The platform is built on the open-source Apache Spark framework, enabling analytical queries on semi-structured data without requiring a traditional database schema. While the platform's classic architecture provided robust distributed computing capabilities, it inherently required data teams to manually configure, size, and manage the underlying cluster infrastructure. To eliminate this operational complexity, Databricks introduced a serverless architecture across its analytics and AI workloads. This serverless tier fully abstracts the cloud environment, automatically provisioning, scaling, and terminating compute resources without requiring manual tuning or cluster management.

In October 2022, Lakehouse received FedRAMP authorization for use with the U.S. federal government and contractors.

The company has also created Delta Lake, MLflow and Koalas, open source projects that span data engineering, data science and machine learning.

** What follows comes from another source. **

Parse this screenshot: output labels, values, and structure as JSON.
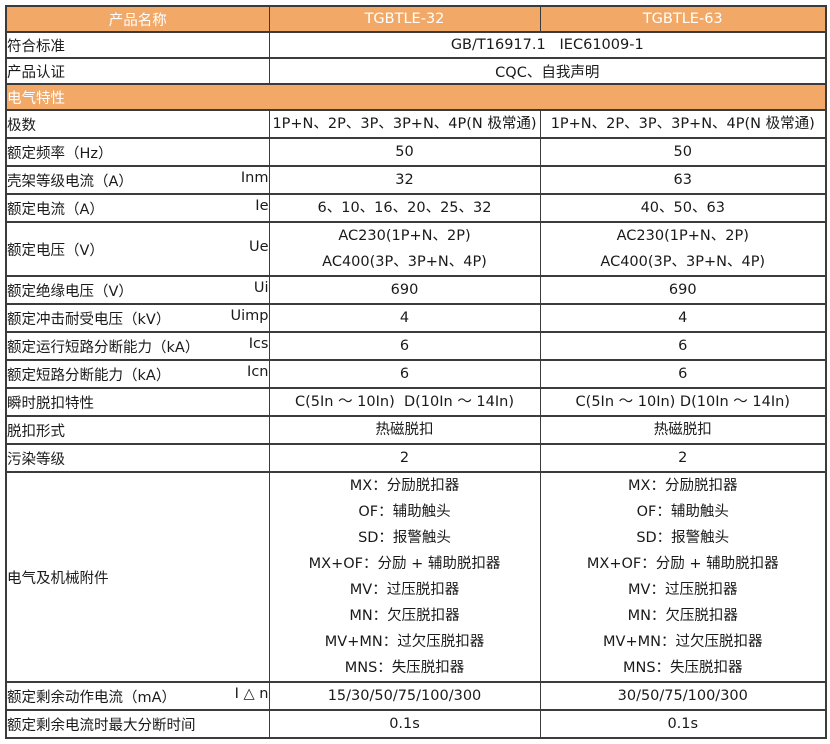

In June 2020, Databricks launched Delta Engine, a fast query engine for Delta Lake, compatible with Apache Spark and MLflow.

In November 2020, Databricks introduced Databricks SQL (previously called SQL Analytics) for running business intelligence and analytics reporting on top of data lakes. Analysts can query data sets with standard SQL or use connectors to integrate with business intelligence tools like Holistics, Tableau, Qlik, Sigma, Looker, and ThoughtSpot.

Databricks offers a platform for other workloads, including machine learning, data storage and processing, streaming analytics, and business intelligence.

In early 2024, Databricks released the Mosaic set of tools for customizing, fine-tuning and building AI systems. It includes AI Vector Search for building RAG models; AI Model Serving, a service for deploying, governing, querying and monitoring models fine-tuned or pre-deployed by Databricks; and AI Pretraining, a platform for enterprises to create their own LLMs.

In March 2024, Databricks released its DBRX foundation model under the Databricks Open Model License. It has a mixture-of-experts architecture and is built on the MegaBlocks open-source project. DBRX cost $10 million to create. According to the company, DBRX performed competitively on industry benchmarks against other open-source models available at the time. It beat other models like Llama 2 at solving logic puzzles and answering general knowledge questions, among other tasks. While it has 136 billion parameters, it only uses 36 billion, on average, to generate outputs. According to Databricks, DBRX can be used as a foundation for companies to build customized AI models using their proprietary data.

In June 2024, Databricks open sourced Unity Catalog, a unified governance offering, under the Apache Spark 2.0 license.

In addition to building the Databricks platform, the company has co-organized massive open online courses about Spark and a conference for the Spark community called the Data + AI Summit, formerly known as Spark Summit.

At the 2025 Data + AI Summit, Databricks introduced Agent Bricks, a development platform for AI agents, Lakebase, a transactional database, and Databricks One, a no-code AI business intelligence platform. The company also disclosed its Databricks SQL product would grow to a $1 billion revenue run rate.

In March 2026, Databricks released Genie Code, an AI agent for data science and engineering tasks. That same month, the company announced Lakewatch, an AI-powered agentic security platform to automate threat detection and response.

In June 2026, Databricks released Omnigent, which it called an open source “meta-harness” for AI agents, like Anthropic's Claude Code and OpenAI's Codex, which are classified as harnesses, or the wrapper that turns AI models into agents. Omnigent is a common interface layer above command-line agents that allows users to build, control and collaborate on AI agents across models. During the company's "Data + AI Summit" conference, also in June 2026, Databricks announced a real-time analytics engine called Lakehouse//RT; an architecture to collapse online transaction processing and online analytical processing on a single copy of data, called LTAP (which is an initialism for "lake transactional-analytics process"); and Genie One, an agentic "co-worker." At the same conference, the company also released Genie ZeroOps, which automates monitoring, investigation and remediation of issues across data and AI workloads.